SINGAPORE - So the "Singapore Sling" is no more. Or rather, it is still there on the Marina Bay Street Circuit, but possibly minus the kick, rather like a "Virgin Singapore Sling" if you like.
Still, removing the notorious triple-apex chicane at Turn 10 of the SingTel Singapore Grand Prix track, and replacing it with a "flowing left-hander", will probably be welcomed by the bulk of the drivers on the grid.
After all, no fewer than two world champions - Lewis Hamilton and Sebastian Vettel - have panned the left-right-left turn named after the famous cocktail, with both the Briton and the German calling it "the worst corner" in Formula One.
It did not help that the big kerbs there have claimed several victims since the night race joined motor racing's top flight in 2008.
Among the casualties: Vettel, Japan's Kamui Kobayashi, Finland's Kimi Raikkonen and Germany's Adrian Sutil.
With sparks flying - literally and figuratively - race organiser Singapore GP even took the rare step of coming to the defence of the corner in 2010, when it insisted that the track was passed safe by the International Automobile Federation (FIA).
This year, motor sports' governing body appears to have finally paid heed to the drivers' pleas for the chicane to be modified.
With the transformation of the chicane into a simple corner, speeds will increase as the cars head towards Anderson Bridge.
According to Singapore GP, based on simulations conducted by the FIA, the increase could be as much as 40kmh.
Still, experts and fans are undecided on whether the change is indeed for the better.
Mathias Brunner, the Formula One editor of Speedweek.com, has covered the sport since 1982. He attended his 400th Grand Prix in Abu Dhabi last year.
He told The Straits Times: "From a safety point of view, it was right to change something.

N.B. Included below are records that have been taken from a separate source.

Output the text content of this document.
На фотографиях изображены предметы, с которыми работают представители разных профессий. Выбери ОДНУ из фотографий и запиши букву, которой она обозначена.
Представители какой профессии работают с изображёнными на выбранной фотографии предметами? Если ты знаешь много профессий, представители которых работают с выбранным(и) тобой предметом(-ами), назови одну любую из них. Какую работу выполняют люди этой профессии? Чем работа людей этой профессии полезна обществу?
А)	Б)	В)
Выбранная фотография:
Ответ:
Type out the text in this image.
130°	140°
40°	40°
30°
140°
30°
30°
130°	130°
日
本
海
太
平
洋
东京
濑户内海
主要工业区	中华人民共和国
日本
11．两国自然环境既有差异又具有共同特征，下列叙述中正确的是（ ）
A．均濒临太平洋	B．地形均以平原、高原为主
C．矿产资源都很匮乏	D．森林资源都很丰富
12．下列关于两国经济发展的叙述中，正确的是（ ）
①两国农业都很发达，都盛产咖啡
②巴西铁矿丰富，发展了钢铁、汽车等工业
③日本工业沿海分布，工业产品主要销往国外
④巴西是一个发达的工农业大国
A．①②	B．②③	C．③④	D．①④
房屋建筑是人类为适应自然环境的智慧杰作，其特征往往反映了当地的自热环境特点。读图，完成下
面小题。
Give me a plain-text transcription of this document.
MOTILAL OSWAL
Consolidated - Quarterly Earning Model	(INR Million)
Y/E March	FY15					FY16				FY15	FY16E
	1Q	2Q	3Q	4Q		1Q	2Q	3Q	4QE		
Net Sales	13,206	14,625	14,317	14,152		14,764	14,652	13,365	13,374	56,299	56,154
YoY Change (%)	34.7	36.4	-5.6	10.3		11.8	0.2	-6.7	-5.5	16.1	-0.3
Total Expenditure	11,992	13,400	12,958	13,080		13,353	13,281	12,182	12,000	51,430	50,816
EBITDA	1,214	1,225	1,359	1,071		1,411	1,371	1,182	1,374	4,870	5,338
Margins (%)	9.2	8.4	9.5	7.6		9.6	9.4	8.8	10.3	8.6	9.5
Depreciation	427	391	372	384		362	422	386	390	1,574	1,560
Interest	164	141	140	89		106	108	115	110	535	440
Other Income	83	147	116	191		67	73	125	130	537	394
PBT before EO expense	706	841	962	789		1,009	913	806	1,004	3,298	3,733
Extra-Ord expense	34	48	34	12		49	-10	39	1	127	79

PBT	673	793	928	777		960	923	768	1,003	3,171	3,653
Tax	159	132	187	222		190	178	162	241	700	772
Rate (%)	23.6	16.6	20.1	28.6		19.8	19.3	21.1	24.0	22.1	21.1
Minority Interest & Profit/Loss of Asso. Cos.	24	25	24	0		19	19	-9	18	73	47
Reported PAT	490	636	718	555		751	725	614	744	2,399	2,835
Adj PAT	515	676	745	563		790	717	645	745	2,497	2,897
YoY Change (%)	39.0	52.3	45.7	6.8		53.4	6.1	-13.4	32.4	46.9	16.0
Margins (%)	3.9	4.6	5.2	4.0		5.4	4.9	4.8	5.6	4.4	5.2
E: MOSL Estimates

The cars took an incredible beating there.
"But some of the drivers will complain - it was a challenge to get this passage right.
"The spectators will miss the flying cars which looked awesome. Formula One should be spectacular, so that is a loss."
One fan named Sector One agreed. In a post on the f1technicalnet forum, he wrote: "So once again FIA takes the skill and danger out of F1.
"It was a great corner that you needed to get spot on. If you don't, ask Kimi what happens."
But even if the change takes the sting out of the Sling, for the drivers, safety is their paramount concern.
As Hamilton pointed out, when he called for the chicane to be improved years ago: "We're the ones on the track putting our lives at risk."